O velho ficou muito rico, mas sem as filhas,
e começou a criar com grandes mimos um filhinho que havia nascido fora de
tempo. Quando já estava na escola esse menino teve uma briga com um
companheiro, o qual lhe disse: "Você está prosa por ter pai rico, mas
saiba que ele já foi um pobre diabo que vivia de fazer gamelas. Está rico
porque vendeu as filhas."
O menino voltou pensativo para casa, mas nada
disse. Só quando ficou moço é que pediu ao pai que lhe contasse a história das
três irmãs vendidas. O pai contou tudo e ele resolveu sair pelo mundo em
procura das irmãs.
No meio do caminho encontrou três marmanjos
brigando por causa duma bota, duma carapuça e duma chave. Indagando do valor
daquilo, soube que eram uma bota, uma carapuça e uma chave mágicas. Quando
alguém dizia à bota: "Bota, bote-me em tal parte!" a bota botava. E
se diziam à carapuça: "Carapuça, encarapuce-me!" a carapuça
encarapuçava, isto é, escondia a pessoa. E se diziam à chave: "Chave,
abre!" a chave abria qualquer porta.
O moço ofereceu pelos três objetos o dinheiro
que trazia e lá se foi com eles.
Logo adiante parou e disse: "Bota, bote-me
em casa de minha primeira irmã." Mal acabou de pronunciar tais palavras,
já se achou na porta de um palácio maravilhoso. Falou com o porteiro. Pediu
para entrar, dizendo que a dona do palácio era sua irmã. A irmã soube da sua
chegada, acreditou em suas palavras e o recebeu muito bem.

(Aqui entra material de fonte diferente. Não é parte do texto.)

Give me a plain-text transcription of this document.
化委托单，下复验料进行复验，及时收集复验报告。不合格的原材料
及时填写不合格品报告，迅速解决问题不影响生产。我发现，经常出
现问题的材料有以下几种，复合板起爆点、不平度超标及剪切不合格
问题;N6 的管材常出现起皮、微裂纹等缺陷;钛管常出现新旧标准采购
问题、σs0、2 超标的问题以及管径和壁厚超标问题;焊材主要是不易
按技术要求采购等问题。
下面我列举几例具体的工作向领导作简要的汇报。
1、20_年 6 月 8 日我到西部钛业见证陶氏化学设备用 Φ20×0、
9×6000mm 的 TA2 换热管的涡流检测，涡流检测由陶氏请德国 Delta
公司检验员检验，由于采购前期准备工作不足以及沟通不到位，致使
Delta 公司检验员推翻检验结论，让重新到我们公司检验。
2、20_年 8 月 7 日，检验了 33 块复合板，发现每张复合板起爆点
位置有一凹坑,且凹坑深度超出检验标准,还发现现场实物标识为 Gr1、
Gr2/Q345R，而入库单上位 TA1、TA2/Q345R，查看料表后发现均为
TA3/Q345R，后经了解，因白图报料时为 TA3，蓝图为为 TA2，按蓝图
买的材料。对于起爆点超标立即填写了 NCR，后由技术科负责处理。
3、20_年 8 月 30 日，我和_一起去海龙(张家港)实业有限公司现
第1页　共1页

— Mas como conseguiu chegar até aqui, meu
irmão?
— Por meio da bota mágica — respondeu ele.
E contou toda a história da sua partida e do
encontro dos três objetos mágicos.
Tudo correu bem, mas assim que começou a
entardecer a irmã pôs-se a chorar.
— Por que chora, minha irmã?
— Ah — respondeu ela — choro porque sou
casada com o rei dos Peixes, um príncipe muito bravo que não quer que eu receba
ninguém neste palácio. Ele não tarda a chegar, e mata você, se enxergar você aqui...
O moço deu uma risadinha, dizendo:
— Não tenha medo de nada. Com a carapuça
mágica saberei esconder-me.
O rei chegou e logo levantou o nariz para o
ar, farejando: — "Sinto cheiro de gente de fora!" mas a rainha
mostrou que não havia por ali ninguém e ele sossegou. Tomou um banho e se
desencantou num lindo moço.
Durante o jantar a rainha fez esta pergunta:
— Se aparecesse por cá um irmão meu, que
faria Vossa Majestade?
— Recebia-o muito bem — disse o rei — porque
o irmão da rainha, cunhado do rei é. E se ele está por aqui, que apareça.
O irmão encarapuçado apresentou-se, sendo
muito bem recebido. Contou toda a sua história, mas não aceitou o convite de
ficar morando ali por ter de continuar pelo mundo em procura das outras irmãs.
O rei olhou com inveja para as botas mágicas, dizendo: "Se eu as pilhasse,
iria ver a rainha de Castela."
Na hora da partida o rei deu-lhe uma escama.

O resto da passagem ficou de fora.